Los abordajes terapéuticos tradicionales suelen tener poco impacto. Sin embargo, existen programas específicos orientados a fortalecer habilidades socioemocionales, trabajar la toma de perspectiva y fomentar el desarrollo de la conciencia moral. Estos enfoques deben iniciarse tempranamente y mantenerse en el tiempo, con equipos especializados.
A nivel social, la clave está en la detección precoz. Cuando un niño no parece registrar el sufrimiento ajeno, o responde con frialdad a situaciones que generan empatía en otros, es importante intervenir. El bullying, como en el caso de Jamie, puede agravar un cuadro preexistente, pero rara vez lo explica por sí solo.
No confundir ni etiquetar
Es fundamental recordar que no todo adolescente con actitudes frías o con dificultades para expresar emociones está en riesgo de desarrollar este tipo de trastorno. La adolescencia, por definición, es una etapa de cambios, exploración de identidad y desequilibrios emocionales temporales. Etiquetar a un joven como “peligroso” o “incapaz de sentir” puede ser tan dañino como ignorar señales de alarma reales.
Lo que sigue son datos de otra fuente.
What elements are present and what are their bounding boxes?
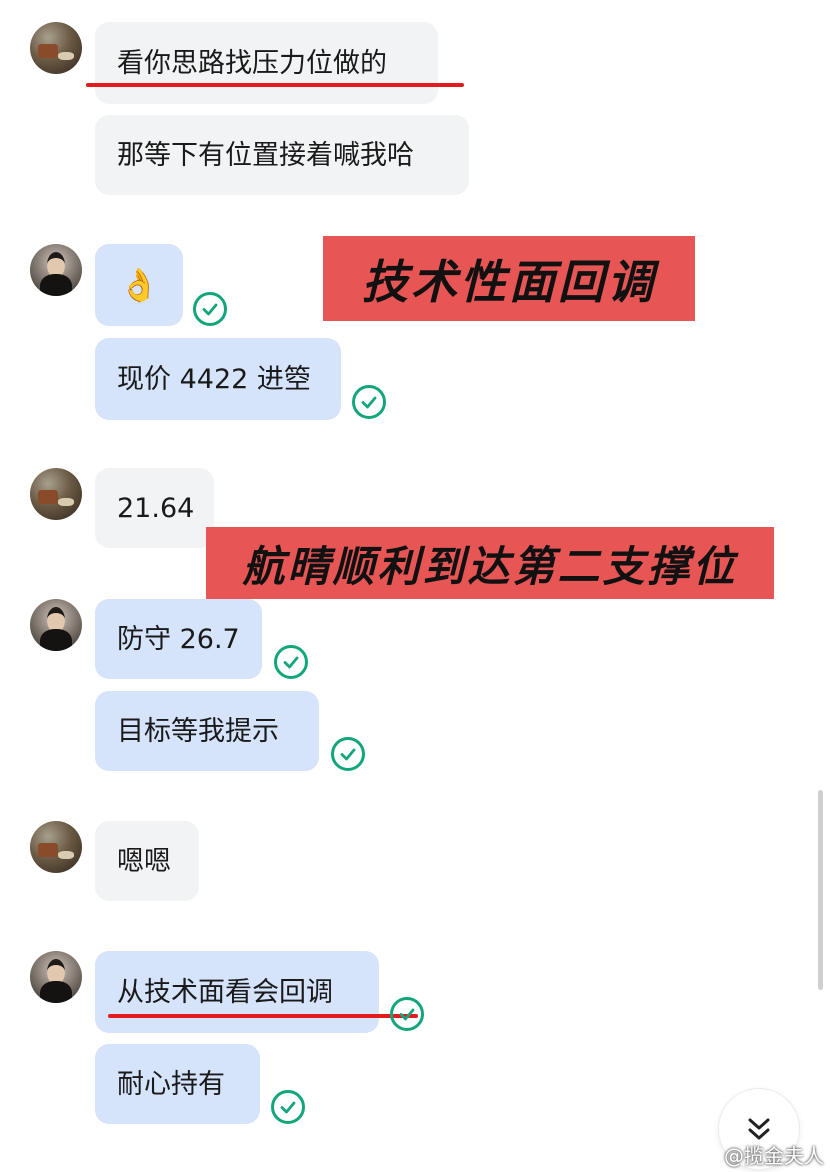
message-text: 21.64 bbox=[117, 492, 195, 524]
avatar-self[interactable] bbox=[30, 951, 82, 1003]
check-circle-icon bbox=[390, 997, 424, 1031]
avatar-contact[interactable] bbox=[30, 468, 82, 520]
annotation-banner: 航晴顺利到达第二支撑位 bbox=[206, 527, 774, 599]
check-circle-icon bbox=[271, 1090, 305, 1124]
message-bubble-outgoing[interactable]: 耐心持有 bbox=[95, 1044, 260, 1124]
message-bubble-outgoing[interactable]: 防守 26.7 bbox=[95, 599, 262, 679]
avatar-self[interactable] bbox=[30, 599, 82, 651]
avatar-contact[interactable] bbox=[30, 22, 82, 74]
banner-text: 技术性面回调 bbox=[362, 254, 656, 309]
banner-text: 航晴顺利到达第二支撑位 bbox=[242, 541, 738, 591]
red-underline-annotation bbox=[86, 83, 464, 87]
scrollbar-thumb[interactable] bbox=[818, 790, 823, 990]
check-circle-icon bbox=[274, 645, 308, 679]
check-circle-icon bbox=[331, 737, 365, 771]
avatar-self[interactable] bbox=[30, 244, 82, 296]
message-bubble-outgoing[interactable]: 目标等我提示 bbox=[95, 691, 319, 771]
avatar-contact[interactable] bbox=[30, 821, 82, 873]
message-text: 从技术面看会回调 bbox=[117, 976, 333, 1008]
watermark-text: @揽金夫人 bbox=[724, 1144, 824, 1168]
message-bubble-outgoing[interactable]: 从技术面看会回调 bbox=[95, 951, 379, 1033]
weibo-icon bbox=[695, 1146, 718, 1164]
red-underline-annotation bbox=[108, 1014, 418, 1018]
check-circle-icon bbox=[352, 385, 386, 419]
message-text: 嗯嗯 bbox=[117, 845, 171, 877]
message-text: 耐心持有 bbox=[117, 1068, 225, 1100]
message-text: 目标等我提示 bbox=[117, 715, 279, 747]
message-text: 看你思路找压力位做的 bbox=[117, 47, 387, 79]
message-text: 防守 26.7 bbox=[117, 623, 240, 655]
message-bubble-incoming[interactable]: 21.64 bbox=[95, 468, 214, 548]
watermark: @揽金夫人 bbox=[694, 1140, 824, 1169]
message-text: 👌 bbox=[119, 266, 159, 304]
message-bubble-incoming[interactable]: 那等下有位置接着喊我哈 bbox=[95, 115, 469, 195]
message-text: 那等下有位置接着喊我哈 bbox=[117, 139, 414, 171]
message-bubble-incoming[interactable]: 嗯嗯 bbox=[95, 821, 199, 901]
message-bubble-outgoing[interactable]: 现价 4422 进箜 bbox=[95, 338, 341, 420]
check-circle-icon bbox=[193, 292, 227, 326]
annotation-banner: 技术性面回调 bbox=[323, 236, 695, 321]
message-bubble-incoming[interactable]: 看你思路找压力位做的 bbox=[95, 22, 438, 104]
message-bubble-outgoing[interactable]: 👌 bbox=[95, 244, 183, 326]
message-text: 现价 4422 进箜 bbox=[117, 363, 311, 395]
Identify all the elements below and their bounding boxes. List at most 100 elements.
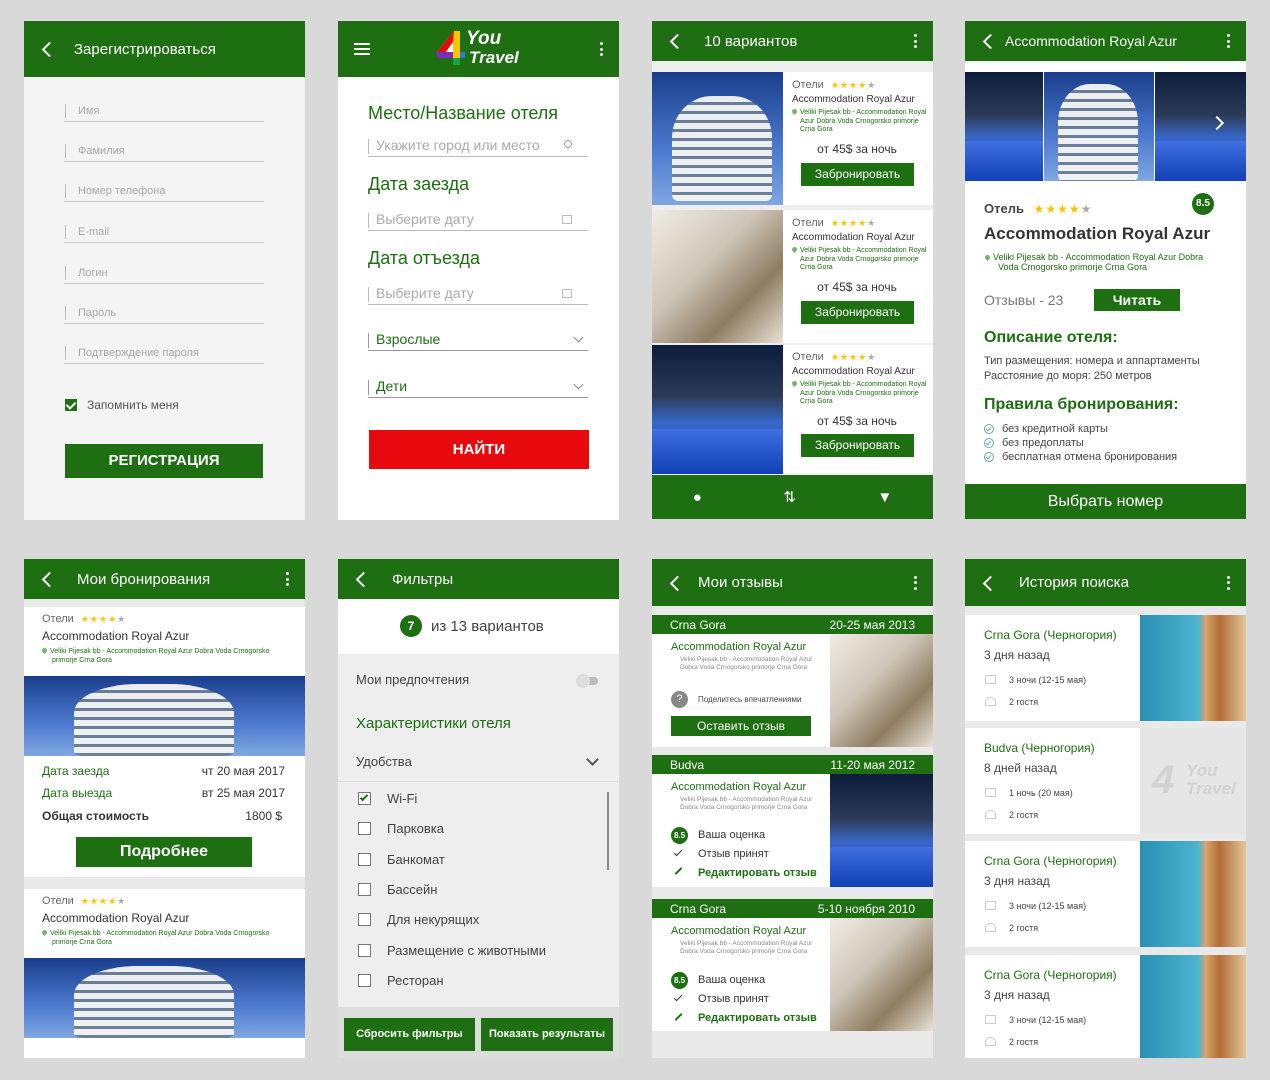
amenity-checkbox[interactable] xyxy=(358,822,371,835)
filter-icon[interactable]: ▼ xyxy=(877,489,892,506)
history-item[interactable]: Crna Gora (Черногория) 3 дня назад 3 ноч… xyxy=(965,955,1246,1058)
history-nights: 3 ночи (12-15 мая) xyxy=(1009,901,1087,911)
hotel-address: Veliki Pijesak bb - Accommodation Royal … xyxy=(680,796,813,811)
star-rating: ★★★★★ xyxy=(1033,202,1093,216)
history-item[interactable]: Budva (Черногория) 8 дней назад 1 ночь (… xyxy=(965,728,1246,834)
result-card[interactable]: Отели ★★★★★ Accommodation Royal Azur Vel… xyxy=(652,210,933,343)
book-button[interactable]: Забронировать xyxy=(801,162,914,186)
more-menu-icon[interactable] xyxy=(913,575,917,590)
hotel-address: Veliki Pijesak bb - Accommodation Royal … xyxy=(983,252,1225,272)
more-menu-icon[interactable] xyxy=(599,42,603,56)
back-arrow-icon[interactable] xyxy=(981,33,997,49)
filters-screen: Фильтры 7 из 13 вариантов Мои предпочтен… xyxy=(338,559,619,1058)
more-menu-icon[interactable] xyxy=(285,572,289,586)
app-logo: You Travel xyxy=(432,28,528,70)
map-pin-icon xyxy=(790,107,799,116)
category-label: Отель xyxy=(984,201,1024,216)
category-label: Отели xyxy=(792,217,824,229)
book-button[interactable]: Забронировать xyxy=(801,300,914,324)
amenity-checkbox[interactable] xyxy=(358,974,371,987)
check-icon xyxy=(673,992,683,1002)
chevron-down-icon[interactable] xyxy=(586,753,599,766)
search-icon xyxy=(564,140,572,148)
destination-photo xyxy=(1140,955,1246,1058)
history-guests: 2 гостя xyxy=(1009,697,1039,707)
details-button[interactable]: Подробнее xyxy=(76,837,252,867)
checkin-input[interactable]: Выберите дату xyxy=(368,211,588,231)
more-menu-icon[interactable] xyxy=(1226,575,1230,590)
category-row: Отели ★★★★★ xyxy=(792,217,933,229)
history-nights: 1 ночь (20 мая) xyxy=(1009,788,1073,798)
back-arrow-icon[interactable] xyxy=(40,41,56,57)
password-confirm-field[interactable]: Подтверждение пароля xyxy=(64,344,264,364)
hotel-details-screen: Accommodation Royal Azur Отель ★★★★★ 8.5… xyxy=(965,21,1246,519)
last-name-field[interactable]: Фамилия xyxy=(64,142,264,162)
preferences-toggle[interactable] xyxy=(576,674,598,688)
photo-gallery[interactable] xyxy=(965,72,1246,181)
sort-icon[interactable]: ⇅ xyxy=(783,488,796,506)
history-item[interactable]: Crna Gora (Черногория) 3 дня назад 3 ноч… xyxy=(965,841,1246,947)
star-rating: ★★★★★ xyxy=(830,218,877,228)
login-field[interactable]: Логин xyxy=(64,264,264,284)
back-arrow-icon[interactable] xyxy=(981,575,997,591)
register-button[interactable]: РЕГИСТРАЦИЯ xyxy=(65,444,263,478)
children-select[interactable]: Дети xyxy=(368,378,588,398)
header-title: Accommodation Royal Azur xyxy=(1005,33,1177,49)
score-badge: 8.5 xyxy=(671,827,688,844)
more-menu-icon[interactable] xyxy=(913,34,917,48)
read-reviews-button[interactable]: Читать xyxy=(1094,289,1180,311)
reviews-screen: Мои отзывы Crna Gora 20-25 мая 2013 Accom… xyxy=(652,559,933,1058)
first-name-field[interactable]: Имя xyxy=(64,102,264,122)
amenity-checkbox[interactable] xyxy=(358,883,371,896)
password-field[interactable]: Пароль xyxy=(64,304,264,324)
map-pin-icon xyxy=(790,245,799,254)
amenity-checkbox[interactable] xyxy=(358,792,371,805)
result-card[interactable]: Отели ★★★★★ Accommodation Royal Azur Vel… xyxy=(652,345,933,474)
app-header: Фильтры xyxy=(338,559,619,599)
amenity-checkbox[interactable] xyxy=(358,944,371,957)
chevron-down-icon xyxy=(573,332,584,343)
reset-filters-button[interactable]: Сбросить фильтры xyxy=(344,1018,475,1051)
adults-select[interactable]: Взрослые xyxy=(368,331,588,351)
leave-review-button[interactable]: Оставить отзыв xyxy=(671,716,811,736)
review-status: Отзыв принят xyxy=(698,848,769,860)
amenity-checkbox[interactable] xyxy=(358,853,371,866)
edit-review-link[interactable]: Редактировать отзыв xyxy=(698,1012,817,1024)
hotel-name: Accommodation Royal Azur xyxy=(42,911,190,925)
result-card[interactable]: Отели ★★★★★ Accommodation Royal Azur Vel… xyxy=(652,72,933,205)
back-arrow-icon[interactable] xyxy=(668,575,684,591)
review-card: Budva 11-20 мая 2012 Accommodation Royal … xyxy=(652,755,933,887)
scrollbar[interactable] xyxy=(607,792,609,870)
more-menu-icon[interactable] xyxy=(1226,34,1230,48)
remember-me-row: Запомнить меня xyxy=(65,398,179,412)
history-item[interactable]: Crna Gora (Черногория) 3 дня назад 3 ноч… xyxy=(965,615,1246,721)
hotel-name: Accommodation Royal Azur xyxy=(792,94,915,105)
map-pin-icon[interactable]: ● xyxy=(693,489,702,506)
select-room-button[interactable]: Выбрать номер xyxy=(965,484,1246,519)
score-badge: 8.5 xyxy=(1192,193,1214,215)
phone-field[interactable]: Номер телефона xyxy=(64,182,264,202)
description-line: Тип размещения: номера и аппартаменты xyxy=(984,355,1200,367)
book-button[interactable]: Забронировать xyxy=(801,433,914,457)
search-screen: You Travel Место/Название отеля Укажите … xyxy=(338,21,619,520)
back-arrow-icon[interactable] xyxy=(40,571,56,587)
guests-icon xyxy=(985,1037,996,1046)
place-input[interactable]: Укажите город или место xyxy=(368,137,588,157)
header-title: 10 вариантов xyxy=(704,32,798,50)
menu-icon[interactable] xyxy=(354,43,370,55)
checkout-input[interactable]: Выберите дату xyxy=(368,285,588,305)
review-card: Crna Gora 5-10 ноября 2010 Accommodation … xyxy=(652,899,933,1031)
remember-checkbox[interactable] xyxy=(65,399,77,411)
hotel-photo xyxy=(652,72,783,205)
back-arrow-icon[interactable] xyxy=(668,33,684,49)
find-button[interactable]: НАЙТИ xyxy=(369,430,589,469)
amenities-label[interactable]: Удобства xyxy=(356,754,412,769)
amenity-checkbox[interactable] xyxy=(358,913,371,926)
show-results-button[interactable]: Показать результаты xyxy=(481,1018,613,1051)
children-label: Дети xyxy=(376,378,408,394)
back-arrow-icon[interactable] xyxy=(354,571,370,587)
edit-review-link[interactable]: Редактировать отзыв xyxy=(698,867,817,879)
review-status: Отзыв принят xyxy=(698,993,769,1005)
app-header: Мои бронирования xyxy=(24,559,305,599)
email-field[interactable]: E-mail xyxy=(64,223,264,243)
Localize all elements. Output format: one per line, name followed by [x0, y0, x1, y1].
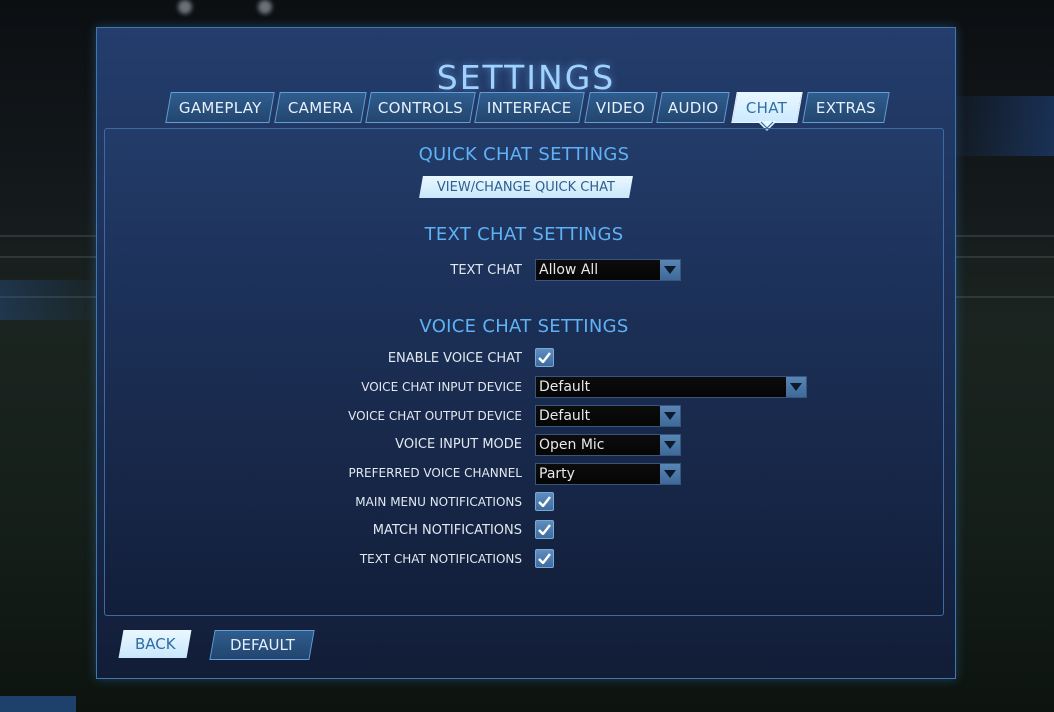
back-button[interactable]: BACK — [118, 630, 192, 658]
chevron-down-icon — [786, 377, 806, 397]
default-button[interactable]: DEFAULT — [209, 630, 315, 660]
quick-chat-heading: QUICK CHAT SETTINGS — [418, 144, 630, 165]
match-notifications-label: MATCH NOTIFICATIONS — [372, 523, 522, 538]
button-label: DEFAULT — [229, 636, 295, 654]
text-chat-heading: TEXT CHAT SETTINGS — [424, 224, 624, 245]
background-glow — [0, 696, 76, 712]
checkmark-icon — [538, 496, 551, 507]
chevron-down-icon — [660, 464, 680, 484]
view-change-quick-chat-button[interactable]: VIEW/CHANGE QUICK CHAT — [419, 176, 633, 198]
text-chat-select[interactable]: Allow All — [535, 259, 681, 281]
tab-label: VIDEO — [596, 98, 646, 117]
button-label: VIEW/CHANGE QUICK CHAT — [436, 179, 616, 195]
tab-chat[interactable]: CHAT — [731, 92, 803, 123]
chevron-down-icon — [660, 406, 680, 426]
select-value: Default — [539, 408, 591, 424]
voice-input-mode-label: VOICE INPUT MODE — [395, 437, 522, 452]
main-menu-notifications-label: MAIN MENU NOTIFICATIONS — [355, 495, 522, 509]
preferred-voice-channel-label: PREFERRED VOICE CHANNEL — [348, 466, 522, 480]
select-value: Default — [539, 379, 591, 395]
chevron-down-icon — [660, 260, 680, 280]
text-chat-notifications-checkbox[interactable] — [535, 549, 554, 568]
voice-chat-heading: VOICE CHAT SETTINGS — [419, 316, 629, 337]
button-label: BACK — [134, 635, 176, 653]
voice-input-mode-select[interactable]: Open Mic — [535, 434, 681, 456]
tab-controls[interactable]: CONTROLS — [365, 92, 476, 123]
voice-chat-input-device-select[interactable]: Default — [535, 376, 807, 398]
select-value: Open Mic — [539, 437, 605, 453]
stadium-light — [178, 0, 192, 14]
chevron-down-icon — [660, 435, 680, 455]
tab-gameplay[interactable]: GAMEPLAY — [165, 92, 275, 123]
voice-chat-output-device-select[interactable]: Default — [535, 405, 681, 427]
text-chat-label: TEXT CHAT — [450, 263, 522, 278]
tab-video[interactable]: VIDEO — [584, 92, 658, 123]
settings-panel: SETTINGS GAMEPLAY CAMERA CONTROLS INTERF… — [96, 27, 956, 679]
background-glow — [956, 96, 1054, 156]
chat-settings-content: QUICK CHAT SETTINGS VIEW/CHANGE QUICK CH… — [104, 128, 944, 616]
checkmark-icon — [538, 524, 551, 535]
stadium-light — [258, 0, 272, 14]
preferred-voice-channel-select[interactable]: Party — [535, 463, 681, 485]
enable-voice-chat-checkbox[interactable] — [535, 348, 554, 367]
tab-extras[interactable]: EXTRAS — [802, 92, 890, 123]
tab-label: CAMERA — [287, 98, 354, 117]
enable-voice-chat-label: ENABLE VOICE CHAT — [387, 351, 522, 366]
tab-label: EXTRAS — [815, 98, 877, 117]
voice-chat-output-device-label: VOICE CHAT OUTPUT DEVICE — [348, 409, 522, 423]
voice-chat-input-device-label: VOICE CHAT INPUT DEVICE — [361, 380, 522, 394]
tab-label: GAMEPLAY — [178, 98, 262, 117]
checkmark-icon — [538, 553, 551, 564]
match-notifications-checkbox[interactable] — [535, 520, 554, 539]
main-menu-notifications-checkbox[interactable] — [535, 492, 554, 511]
checkmark-icon — [538, 352, 551, 363]
tab-label: AUDIO — [667, 98, 719, 117]
tab-audio[interactable]: AUDIO — [656, 92, 730, 123]
tab-label: CHAT — [746, 98, 788, 117]
select-value: Allow All — [539, 262, 599, 278]
tab-interface[interactable]: INTERFACE — [474, 92, 585, 123]
tab-label: CONTROLS — [377, 98, 464, 117]
background-glow — [0, 280, 96, 320]
select-value: Party — [539, 466, 575, 482]
tab-camera[interactable]: CAMERA — [274, 92, 367, 123]
tab-label: INTERFACE — [487, 98, 572, 117]
text-chat-notifications-label: TEXT CHAT NOTIFICATIONS — [359, 552, 522, 566]
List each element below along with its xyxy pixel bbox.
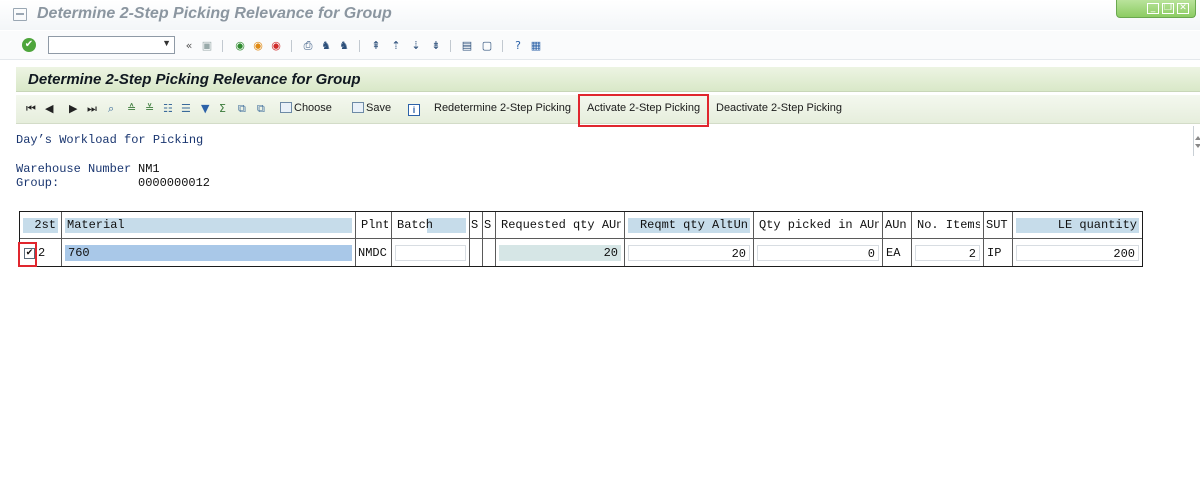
next-icon[interactable]: ▶ — [69, 103, 77, 115]
cell-sut[interactable]: IP — [984, 238, 1013, 266]
column-header-requested-qty[interactable]: Requested qty AUn — [496, 212, 625, 238]
find-next-icon[interactable]: ♞ — [337, 39, 351, 52]
column-header-s1[interactable]: S — [470, 212, 483, 238]
cell-aun[interactable]: EA — [883, 238, 912, 266]
table-header: 2st Material Plnt Batch S S Requested qt… — [20, 212, 1142, 238]
column-header-material[interactable]: Material — [62, 212, 356, 238]
table-row[interactable]: ✔ 2 760 NMDC 20 20 0 EA 2 IP 200 — [20, 238, 1142, 266]
restore-icon[interactable]: ❐ — [1162, 3, 1174, 14]
separator — [450, 40, 451, 52]
print-icon[interactable]: ⎙ — [301, 39, 315, 52]
find-icon[interactable]: ♞ — [319, 39, 333, 52]
first-page-icon[interactable]: ⇞ — [369, 39, 383, 52]
cell-qty-picked[interactable]: 0 — [754, 238, 883, 266]
cell-requested-qty[interactable]: 20 — [496, 238, 625, 266]
separator — [291, 40, 292, 52]
window-controls: _ ❐ ✕ — [1116, 0, 1196, 18]
sum-icon[interactable]: Σ — [219, 103, 226, 115]
column-header-batch[interactable]: Batch — [392, 212, 470, 238]
last-page-icon[interactable]: ⇟ — [429, 39, 443, 52]
redetermine-button[interactable]: Redetermine 2-Step Picking — [434, 102, 571, 114]
page-title: Determine 2-Step Picking Relevance for G… — [28, 71, 361, 88]
column-header-qty-picked[interactable]: Qty picked in AUn — [754, 212, 883, 238]
column-header-reqmt-qty[interactable]: Reqmt qty AltUn — [625, 212, 754, 238]
cancel-icon[interactable]: ◉ — [269, 39, 283, 52]
separator — [502, 40, 503, 52]
choose-icon — [280, 102, 292, 113]
checkbox-highlight — [18, 242, 37, 267]
column-header-sut[interactable]: SUT — [984, 212, 1013, 238]
next-page-icon[interactable]: ⇣ — [409, 39, 423, 52]
find-next-icon[interactable]: ☰ — [181, 103, 191, 115]
cell-reqmt-qty[interactable]: 20 — [625, 238, 754, 266]
column-header-aun[interactable]: AUn — [883, 212, 912, 238]
save-icon[interactable]: ▣ — [200, 39, 214, 52]
column-header-plant[interactable]: Plnt — [356, 212, 392, 238]
cell-no-items[interactable]: 2 — [912, 238, 984, 266]
window-title-bar: Determine 2-Step Picking Relevance for G… — [0, 0, 1200, 30]
separator — [222, 40, 223, 52]
customize-layout-icon[interactable]: ▦ — [529, 39, 543, 52]
find-icon[interactable]: ☷ — [163, 103, 173, 115]
previous-icon[interactable]: ◀ — [45, 103, 53, 115]
activate-button-highlight — [578, 94, 709, 127]
window-menu-icon[interactable] — [13, 8, 27, 21]
details-icon[interactable]: ⌕ — [108, 103, 114, 115]
warehouse-label: Warehouse Number — [16, 162, 132, 176]
information-icon: i — [408, 104, 420, 116]
window-title: Determine 2-Step Picking Relevance for G… — [37, 5, 392, 22]
choose-button[interactable]: Choose — [280, 102, 332, 114]
column-header-le-quantity[interactable]: LE quantity — [1013, 212, 1142, 238]
back-icon[interactable]: ◉ — [233, 39, 247, 52]
help-icon[interactable]: ? — [511, 39, 525, 52]
minimize-icon[interactable]: _ — [1147, 3, 1159, 14]
subtotal-icon[interactable]: ⧉ — [238, 103, 246, 115]
command-field[interactable]: ▼ — [48, 36, 175, 54]
separator — [359, 40, 360, 52]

Por eso, el desafío para las familias, las instituciones educativas y los profesionales de la salud mental es doble: no mirar para otro lado cuando hay indicadores claros de desconexión emocional persistente, pero tampoco caer en diagnósticos apresurados ni en estigmatizaciones que cierran más puertas de las que abren.
Un sistema que escuche, no que castigue
Necesitamos sistemas de salud mental infantojuvenil que escuchen más y castiguen menos. Espacios terapéuticos que puedan contener incluso a quienes generan rechazo, porque son esos casos los que más ayuda necesitan.
La empatía —esa que Jamie no logra sentir— debe estar del lado de los adultos. Porque si no podemos comprender la oscuridad de algunos adolescentes sin condenarlos, difícilmente podamos ofrecerles una salida.